Ta’wil secara etimologi berasal dari kata Awwala yang mempunyai arti kembali ke asal.[4] Sedangkan ta’wil dalam arti luas sama dengan tafsir. Yaitu meliputi keterangan arti ayat, penjelasan maksud kandungannya, dan pengistimbatan hukum-hukum serta uraian hikmah-hikmahnya. Dalam arti sempit ta’wil pengertiannya secara khusus hanya menentukan salah satu arti dari beberapa arti yang dimiliki lafadz ayat, dari yang kuat kepada arti yang kurang kuat, karena adanya alasan yang mendorongnya.[5] Sedangkan menurut Said Al-Jurjani, ta’wil ialah memalingkan lafaz dari makna yang dhahir kepada makna yang muhtamil, apabila makna yang muhtamil itu tidak berlawanan dengan al-Qur’an dan Al-sunnah.[6]
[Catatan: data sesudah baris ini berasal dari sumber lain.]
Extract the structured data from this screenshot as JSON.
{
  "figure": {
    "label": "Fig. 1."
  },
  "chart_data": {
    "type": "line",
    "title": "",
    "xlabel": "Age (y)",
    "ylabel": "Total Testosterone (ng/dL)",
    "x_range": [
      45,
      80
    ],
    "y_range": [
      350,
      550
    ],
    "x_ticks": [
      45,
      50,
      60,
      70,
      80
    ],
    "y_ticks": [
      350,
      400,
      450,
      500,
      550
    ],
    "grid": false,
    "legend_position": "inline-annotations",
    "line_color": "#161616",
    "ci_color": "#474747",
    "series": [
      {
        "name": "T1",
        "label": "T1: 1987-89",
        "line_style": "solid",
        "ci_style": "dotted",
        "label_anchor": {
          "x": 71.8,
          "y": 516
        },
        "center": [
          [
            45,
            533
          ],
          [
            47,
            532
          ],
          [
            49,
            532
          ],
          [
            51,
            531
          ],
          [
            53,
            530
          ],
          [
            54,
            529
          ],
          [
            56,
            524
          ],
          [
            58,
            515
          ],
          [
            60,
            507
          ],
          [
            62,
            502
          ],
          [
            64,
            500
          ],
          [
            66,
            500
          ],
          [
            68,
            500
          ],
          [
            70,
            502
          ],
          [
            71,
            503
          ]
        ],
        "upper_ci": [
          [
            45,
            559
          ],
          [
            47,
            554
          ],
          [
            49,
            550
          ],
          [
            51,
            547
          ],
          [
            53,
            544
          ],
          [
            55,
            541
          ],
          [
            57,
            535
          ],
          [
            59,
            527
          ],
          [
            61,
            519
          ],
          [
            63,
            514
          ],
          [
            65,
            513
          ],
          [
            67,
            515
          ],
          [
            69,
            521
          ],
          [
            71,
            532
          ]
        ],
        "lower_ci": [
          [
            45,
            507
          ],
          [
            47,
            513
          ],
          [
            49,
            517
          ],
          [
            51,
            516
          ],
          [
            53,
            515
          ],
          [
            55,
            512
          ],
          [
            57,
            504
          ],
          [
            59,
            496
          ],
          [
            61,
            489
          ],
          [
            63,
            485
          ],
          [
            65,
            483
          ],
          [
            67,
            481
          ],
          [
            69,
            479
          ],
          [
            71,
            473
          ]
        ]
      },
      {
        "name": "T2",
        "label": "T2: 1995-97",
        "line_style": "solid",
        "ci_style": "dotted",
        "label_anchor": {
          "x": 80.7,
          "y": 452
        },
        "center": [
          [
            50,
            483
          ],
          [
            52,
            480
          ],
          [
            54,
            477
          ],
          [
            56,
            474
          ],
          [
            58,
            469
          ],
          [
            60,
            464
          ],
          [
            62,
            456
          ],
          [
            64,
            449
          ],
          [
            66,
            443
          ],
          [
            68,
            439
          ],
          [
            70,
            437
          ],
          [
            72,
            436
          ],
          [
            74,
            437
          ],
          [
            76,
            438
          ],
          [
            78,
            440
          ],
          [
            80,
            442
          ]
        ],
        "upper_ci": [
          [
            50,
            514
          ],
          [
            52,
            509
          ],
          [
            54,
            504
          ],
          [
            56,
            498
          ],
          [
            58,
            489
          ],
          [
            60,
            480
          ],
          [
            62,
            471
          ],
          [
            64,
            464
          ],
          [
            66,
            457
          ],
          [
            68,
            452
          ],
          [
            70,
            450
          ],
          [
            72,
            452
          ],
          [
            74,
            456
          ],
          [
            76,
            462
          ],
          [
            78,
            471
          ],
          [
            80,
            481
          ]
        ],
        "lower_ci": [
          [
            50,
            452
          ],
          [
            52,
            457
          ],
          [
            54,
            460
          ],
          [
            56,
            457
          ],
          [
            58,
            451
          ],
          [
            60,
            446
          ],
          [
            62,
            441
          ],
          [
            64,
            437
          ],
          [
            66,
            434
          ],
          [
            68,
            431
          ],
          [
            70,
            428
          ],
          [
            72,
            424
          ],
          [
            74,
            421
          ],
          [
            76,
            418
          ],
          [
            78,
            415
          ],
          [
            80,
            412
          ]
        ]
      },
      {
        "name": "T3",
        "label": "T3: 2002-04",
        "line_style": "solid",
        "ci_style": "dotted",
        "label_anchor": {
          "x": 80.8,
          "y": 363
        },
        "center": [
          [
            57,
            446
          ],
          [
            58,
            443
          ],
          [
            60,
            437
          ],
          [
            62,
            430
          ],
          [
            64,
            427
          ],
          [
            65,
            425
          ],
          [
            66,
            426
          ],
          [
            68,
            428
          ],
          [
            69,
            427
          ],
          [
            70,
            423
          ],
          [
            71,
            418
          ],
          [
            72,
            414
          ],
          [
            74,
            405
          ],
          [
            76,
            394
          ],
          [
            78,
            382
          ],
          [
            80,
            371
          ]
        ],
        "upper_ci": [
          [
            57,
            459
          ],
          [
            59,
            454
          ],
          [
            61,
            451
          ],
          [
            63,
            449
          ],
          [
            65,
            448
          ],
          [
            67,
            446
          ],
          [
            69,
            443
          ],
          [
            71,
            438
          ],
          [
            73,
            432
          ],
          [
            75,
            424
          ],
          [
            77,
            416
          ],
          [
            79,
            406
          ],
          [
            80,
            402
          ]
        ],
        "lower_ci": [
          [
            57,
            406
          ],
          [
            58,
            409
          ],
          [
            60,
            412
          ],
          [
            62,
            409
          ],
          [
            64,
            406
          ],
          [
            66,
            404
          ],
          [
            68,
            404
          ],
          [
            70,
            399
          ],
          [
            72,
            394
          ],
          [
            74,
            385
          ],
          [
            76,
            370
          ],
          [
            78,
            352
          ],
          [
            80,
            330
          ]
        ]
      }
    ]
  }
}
2.      Perbedaan Tafsir dan Ta’wil
Para ulama berbeda pendapat tentang perbedaan antara tafsir dan ta’wil. Persamaan dari keduanya adalah sama-sama menerangkan makna ayat-ayat al-qur’an.[7] Sedangkan dalam kitab al-Itqân, Jalaluddin al-Suyuthi menjelaskan berbagai perbedaan antara tafsir dan ta’wil, antara lain:
1)      Menurut Raghib, tafsir itu lebih umum daripada ta’wil.  Tafsir sering digunakan dalam beberapa lafadh atau dalam keadaan lafadh yang berdiri sendiri, dan ta’wil seringkali digunakan dalam maknanya dan kalimatnya.
2)       Tafsir berhubungan dengan al-Riwayah, sedangkan ta’wil dengan al-dirayah.
3)      Segala sesuatu yang sudah jelas dalam al-Qur’an, dan segala seuatu yang nyata juga dalam hadits shahih dapat disebut sebagai tafsir karena maknanya sudah jelas.  Sedangkan ta’wil itu menukar suatu ayat kepada makna yang disepakati dari sebelumnya selama tidak bertentangan dengan al-Qur’an dan Sunnah.
4)      Dalam tafsir, penjelasan suatu lafadh itu hanya menggunakan satu bentuk saja, sedangkan ta’wil itu mengubah makna suatu lafadh menjadi makna lain selama masih sesuai dengan dalil yang jelas.
5)      Al-Maturidy menjelaskan bahwa tafsir berarti memastikan atas maksud dari sebuah lafazh dan membuat kesaksian atas nama Allah bahwa hal inilah yang dimaksudkan oleh Allah. Dan jika didukung dengan adanya dalil qath’i, maka tafsir tersebut berarti benar (shahih). Sedangkan jika tidak ada dalil yang mendukungnya, maka berarti tafsir itu menggunakan pendapat sang mufassir (bi al-ra’yi).[8]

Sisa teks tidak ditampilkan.